Love Street Counselling's blog

Ramblings and side notes with the occasional foray into a mental health topic

robots reading

We’re at Peak AI

Apparently we’re reaching peak AI soon! The large language models have exhausted all the available written material on the internet, and AI companies are struggling to find alternative data sources with genuine human writing.

Now anyone who’s spent any time at all on the internet in the last year will be aware of how prevalent AI generated content has become. A lot of times this is not very easy to distinguish from human generated material, so it’s going to get swallowed up by the datasets that AI companies use, resulting in a bit of an Ouroboros situation. No, not the virus from Resident Hill or whatever, I’m talking about the worm that eats its own tail. Seeing as the Large Language Models (LLMs) are typically trained on the “Delta” of internet scaped data – the difference between the last training dataset and the new one, the newly added material that has appeared on the internet, quite a large chunk of the data that AI companies are using to “improve” their models will have been created by the self same models!

Large Language Models are exceedingly good at adapting to whatever new data you feed them. You can take a big trillions of parameters model like ChatGPT and fine-tune it with a dataset of a few dozen questions and answers to make it into a customer service bot that will faithfully follow your company policy for example. It’ll be interesting to see what the result of feeding the model with millions of examples of its own output will result in. Digital BSE? Or just Digital BS?

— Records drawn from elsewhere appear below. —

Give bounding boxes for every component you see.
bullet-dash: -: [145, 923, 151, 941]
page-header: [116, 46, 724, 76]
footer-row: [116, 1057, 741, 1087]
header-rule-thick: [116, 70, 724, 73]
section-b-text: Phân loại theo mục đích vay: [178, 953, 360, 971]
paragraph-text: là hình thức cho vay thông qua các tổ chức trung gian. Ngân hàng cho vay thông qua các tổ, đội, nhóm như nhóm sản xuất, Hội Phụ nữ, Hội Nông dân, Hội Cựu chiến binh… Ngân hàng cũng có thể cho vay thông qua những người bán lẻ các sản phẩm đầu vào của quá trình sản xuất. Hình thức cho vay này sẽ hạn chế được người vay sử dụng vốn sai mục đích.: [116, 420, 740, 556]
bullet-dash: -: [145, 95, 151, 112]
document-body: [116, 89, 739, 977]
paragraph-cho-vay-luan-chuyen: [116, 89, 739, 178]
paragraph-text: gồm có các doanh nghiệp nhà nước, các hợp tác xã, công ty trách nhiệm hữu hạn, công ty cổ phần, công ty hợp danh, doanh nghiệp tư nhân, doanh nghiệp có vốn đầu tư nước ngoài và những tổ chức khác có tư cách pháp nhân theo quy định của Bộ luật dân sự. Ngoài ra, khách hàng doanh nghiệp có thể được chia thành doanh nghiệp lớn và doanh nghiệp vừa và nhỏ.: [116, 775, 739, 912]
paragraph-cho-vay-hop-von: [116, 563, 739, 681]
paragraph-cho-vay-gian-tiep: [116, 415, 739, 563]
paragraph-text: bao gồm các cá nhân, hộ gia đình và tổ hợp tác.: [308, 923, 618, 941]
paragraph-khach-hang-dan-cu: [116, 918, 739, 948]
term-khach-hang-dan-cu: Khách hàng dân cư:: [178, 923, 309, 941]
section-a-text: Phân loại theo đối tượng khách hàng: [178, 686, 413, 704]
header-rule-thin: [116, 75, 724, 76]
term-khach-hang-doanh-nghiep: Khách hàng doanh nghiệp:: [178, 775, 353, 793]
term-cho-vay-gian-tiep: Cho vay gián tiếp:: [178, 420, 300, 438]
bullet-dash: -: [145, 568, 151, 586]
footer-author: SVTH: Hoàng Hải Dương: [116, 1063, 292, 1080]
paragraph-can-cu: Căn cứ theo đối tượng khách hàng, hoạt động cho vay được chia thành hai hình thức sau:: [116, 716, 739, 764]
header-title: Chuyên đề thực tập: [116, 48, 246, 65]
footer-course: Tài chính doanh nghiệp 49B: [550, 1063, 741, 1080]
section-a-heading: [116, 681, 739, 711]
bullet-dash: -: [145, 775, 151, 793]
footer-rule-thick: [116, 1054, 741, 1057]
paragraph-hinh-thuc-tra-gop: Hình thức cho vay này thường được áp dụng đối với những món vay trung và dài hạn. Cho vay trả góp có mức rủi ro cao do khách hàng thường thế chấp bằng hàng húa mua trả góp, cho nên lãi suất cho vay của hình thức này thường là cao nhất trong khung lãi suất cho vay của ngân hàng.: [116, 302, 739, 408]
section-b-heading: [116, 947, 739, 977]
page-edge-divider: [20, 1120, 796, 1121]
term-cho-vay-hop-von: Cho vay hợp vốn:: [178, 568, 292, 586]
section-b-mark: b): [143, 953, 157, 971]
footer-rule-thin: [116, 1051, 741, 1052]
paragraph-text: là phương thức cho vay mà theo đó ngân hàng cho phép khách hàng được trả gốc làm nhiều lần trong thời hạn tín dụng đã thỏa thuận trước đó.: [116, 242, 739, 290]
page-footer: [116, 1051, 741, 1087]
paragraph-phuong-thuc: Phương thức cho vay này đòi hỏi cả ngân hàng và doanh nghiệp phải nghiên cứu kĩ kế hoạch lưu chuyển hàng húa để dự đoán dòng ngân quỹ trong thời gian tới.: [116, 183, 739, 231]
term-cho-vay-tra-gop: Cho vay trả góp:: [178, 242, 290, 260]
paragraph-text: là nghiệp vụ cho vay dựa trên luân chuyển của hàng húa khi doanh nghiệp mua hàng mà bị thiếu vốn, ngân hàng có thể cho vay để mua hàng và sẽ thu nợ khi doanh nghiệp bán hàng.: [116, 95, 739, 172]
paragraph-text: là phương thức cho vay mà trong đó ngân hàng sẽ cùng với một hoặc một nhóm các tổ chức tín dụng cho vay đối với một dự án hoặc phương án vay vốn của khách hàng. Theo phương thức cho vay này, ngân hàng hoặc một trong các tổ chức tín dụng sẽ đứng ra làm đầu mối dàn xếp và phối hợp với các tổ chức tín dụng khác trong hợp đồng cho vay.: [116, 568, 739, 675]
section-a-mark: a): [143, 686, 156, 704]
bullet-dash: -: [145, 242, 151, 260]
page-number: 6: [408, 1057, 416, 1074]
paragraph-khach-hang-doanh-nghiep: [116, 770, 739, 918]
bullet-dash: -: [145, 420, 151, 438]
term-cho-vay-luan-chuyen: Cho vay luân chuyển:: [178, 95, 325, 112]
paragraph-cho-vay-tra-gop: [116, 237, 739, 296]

The optimist in me would like to think this will result in some sort of renaissance for demand for writing and art. Maybe the AI companies will pay good money to have some writers produce an outstanding finetuning dataset? Get some modern Socrates to crank out some Json files with insightful and deep dialogue. On the flipside maybe there’s gonna be a chilling effect and writers and artists will need to find some less easily scraped medium to post their art on, instead of our lovely World Wide Web. Who’s to say?